Die ostdeutsche Seele verstehen


Es war unser erster Lese-Treff im Jahr 2019, und gleich an diesem 15. März erlebten wir eine kaum enden wollende Diskussion. Der Grund liegt auf der Hand: Nomoko hatte Petra Köppings Streitschrift für den Osten „Integriert doch erst mal uns!“ ins Gespräch und zum Lesen gebracht.
Klar, dass die Autorin - Staats- und Rechtswissenschaftlerin aus Grimma und seit Herbst 2014 Sächsische Staatsministerin für Gleichstellung und Integration – uns mit ihrer Thematik direkt angesprochen hat.

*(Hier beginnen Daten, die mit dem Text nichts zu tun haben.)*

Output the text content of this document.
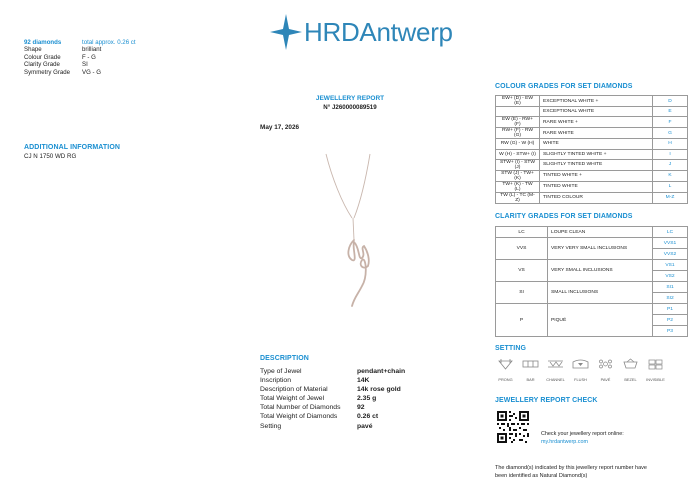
92 diamonds	total approx. 0.26 ct
Shape	brilliant
Colour Grade	F - G
Clarity Grade	SI
Symmetry Grade	VG - G
ADDITIONAL INFORMATION
CJ N 1750 WD RG
HRDAntwerp
JEWELLERY REPORT
N° J260000089519
May 17, 2026
DESCRIPTION
Type of Jewel	pendant+chain
Inscription	14K
Description of Material	14k rose gold
Total Weight of Jewel	2.35 g
Total Number of Diamonds	92
Total Weight of Diamonds	0.26 ct
Setting	pavé
COLOUR GRADES FOR SET DIAMONDS
EW+ (D) - EW (E)	EXCEPTIONAL WHITE +	D
	EXCEPTIONAL WHITE	E
EW (E) - RW+ (F)	RARE WHITE +	F
RW+ (F) - RW (G)	RARE WHITE	G
RW (G) - W (H)	WHITE	H
W (H) - STW+ (I)	SLIGHTLY TINTED WHITE +	I
STW+ (I) - STW (J)	SLIGHTLY TINTED WHITE	J
STW (J) - TW+ (K)	TINTED WHITE +	K
TW+ (K) - TW (L)	TINTED WHITE	L
TW (L) - TC (M-Z)	TINTED COLOUR	M-Z
CLARITY GRADES FOR SET DIAMONDS
LC	LOUPE CLEAN	LC
VVS	VERY VERY SMALL INCLUSIONS	VVS1
		VVS2
VS	VERY SMALL INCLUSIONS	VS1
		VS2
SI	SMALL INCLUSIONS	SI1
		SI2
P	PIQUÉ	P1
		P2
		P3
SETTING
PRONG	BAR	CHANNEL	FLUSH	PAVÉ	BEZEL	INVISIBLE
JEWELLERY REPORT CHECK
Check your jewellery report online:
my.hrdantwerp.com
The diamond(s) indicated by this jewellery report number have
been identified as Natural Diamond(s)
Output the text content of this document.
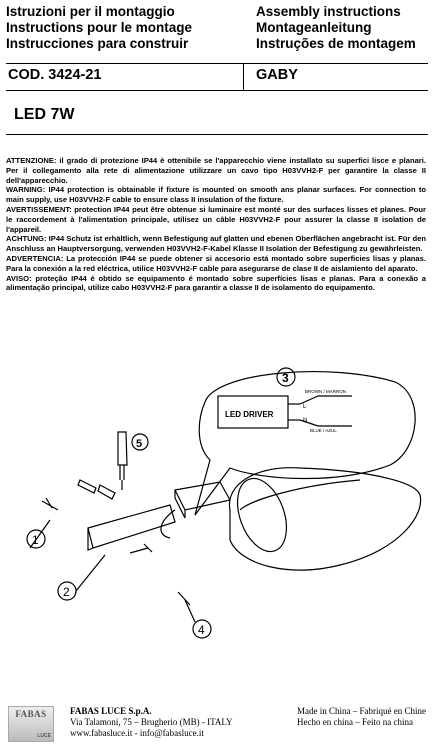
Istruzioni per il montaggio
Instructions pour le montage
Instrucciones para construir
Assembly instructions
Montageanleitung
Instruções de montagem
COD. 3424-21	GABY
LED 7W

ATTENZIONE: il grado di protezione IP44 è ottenibile se l'apparecchio viene installato su superfici lisce e planari. Per il collegamento alla rete di alimentazione utilizzare un cavo tipo H03VVH2-F per garantire la classe II dell'apparecchio.

WARNING: IP44 protection is obtainable if fixture is mounted on smooth ans planar surfaces. For connection to main supply, use H03VVH2-F cable to ensure class II insulation of the fixture.

AVERTISSEMENT: protection IP44 peut être obtenue si luminaire est monté sur des surfaces lisses et planes. Pour le raccordement à l'alimentation principale, utilisez un câble H03VVH2-F pour assurer la classe II isolation de l'appareil.

ACHTUNG: IP44 Schutz ist erhältlich, wenn Befestigung auf glatten und ebenen Oberflächen angebracht ist. Für den Anschluss an Hauptversorgung, verwenden H03VVH2-F-Kabel Klasse II Isolation der Befestigung zu gewährleisten.

ADVERTENCIA: La protección IP44 se puede obtener si accesorio está montado sobre superficies lisas y planas. Para la conexión a la red eléctrica, utilice H03VVH2-F cable para asegurarse de clase II de aislamiento del aparato.

AVISO: proteção IP44 é obtido se equipamento é montado sobre superfícies lisas e planas. Para a conexão a alimentação principal, utilize cabo H03VVH2-F para garantir a classe II de isolamento do equipamento.

LED DRIVER
BROWN / MARRON
BLUE / AZUL
L
N
3
5
1
2
4
FABAS
LUCE
FABAS LUCE S.p.A.
Via Talamoni, 75 – Brugherio (MB) - ITALY
www.fabasluce.it - info@fabasluce.it
Made in China – Fabriqué en Chine
Hecho en china – Feito na china
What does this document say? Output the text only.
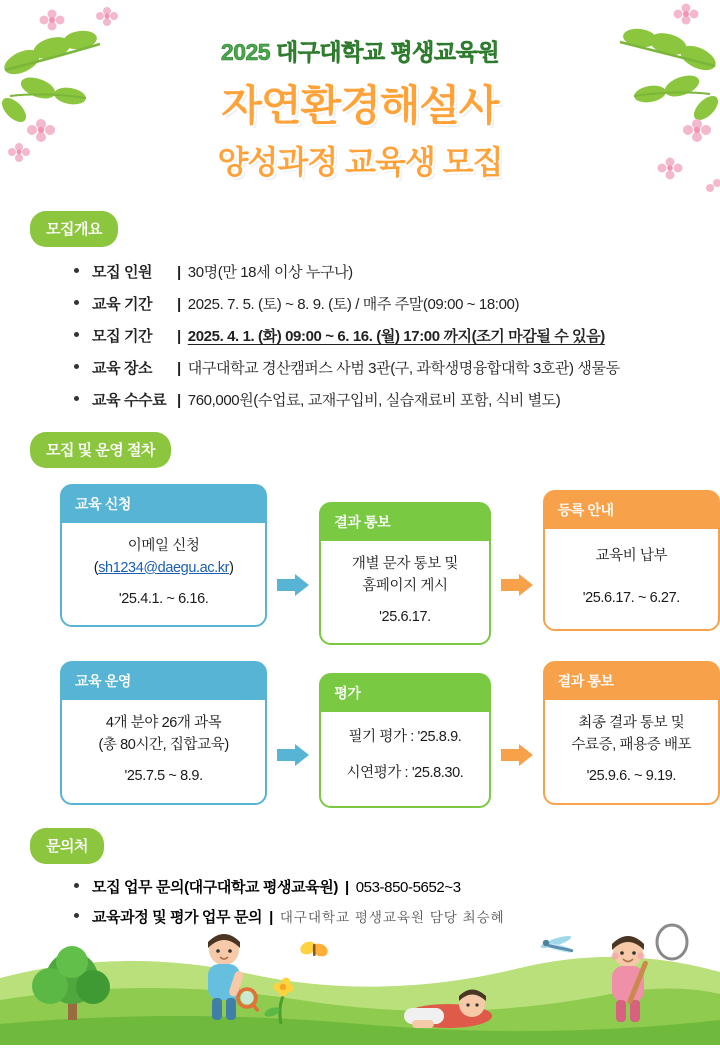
2025 대구대학교 평생교육원
자연환경해설사
양성과정 교육생 모집
모집개요
모집 인원	| 30명(만 18세 이상 누구나)
교육 기간	| 2025. 7. 5. (토) ~ 8. 9. (토) / 매주 주말(09:00 ~ 18:00)
모집 기간	| 2025. 4. 1. (화) 09:00 ~ 6. 16. (월) 17:00 까지(조기 마감될 수 있음)
교육 장소	| 대구대학교 경산캠퍼스 사범 3관(구, 과학생명융합대학 3호관) 생물동
교육 수수료 | 760,000원(수업료, 교재구입비, 실습재료비 포함, 식비 별도)
모집 및 운영 절차
교육 신청
이메일 신청
(sh1234@daegu.ac.kr)
'25.4.1. ~ 6.16.
결과 통보
개별 문자 통보 및
홈페이지 게시
'25.6.17.
등록 안내
교육비 납부
'25.6.17. ~ 6.27.
교육 운영
4개 분야 26개 과목
(총 80시간, 집합교육)
'25.7.5 ~ 8.9.
평가
필기 평가 : '25.8.9.
시연평가 : '25.8.30.
결과 통보
최종 결과 통보 및
수료증, 패용증 배포
'25.9.6. ~ 9.19.
문의처
모집 업무 문의(대구대학교 평생교육원) | 053-850-5652~3
교육과정 및 평가 업무 문의 | 대구대학교 평생교육원 담당 최승혜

Denn das, was sie recherchiert und aufgeschrieben hat, trifft direkt die ostdeutsche Seele.
Wir alle haben unsere Erfahrungen mit dem Leben in der DDR, mit der Wende 1989, mit dem Beitritt zur Bundesrepublik Deutschland, mit dem Leben danach. Nicht jeder einstige DDR-Bürger läuft heute jubelnd durch das geeinte Deutschland. Umso interessanter, aus ziemlich berufenem Munde zu lesen, wie was mit wem und von wem einst gesteuert wurde – einfach, was wirklich geschah.
Die Proteste heute in Sachsen waren für die Autorin der Schlüssel, sich intensiver mit der Problematik Ost-West-Zusammenwachsen (?) zu beschäftigen. Damit, warum es grollt im sächsischen Lande, und nicht nur dort. Was die Flüchtlinge damit zu tun haben, warum ihnen viel Skepsis und viel Ablehnung entgegenschlägt.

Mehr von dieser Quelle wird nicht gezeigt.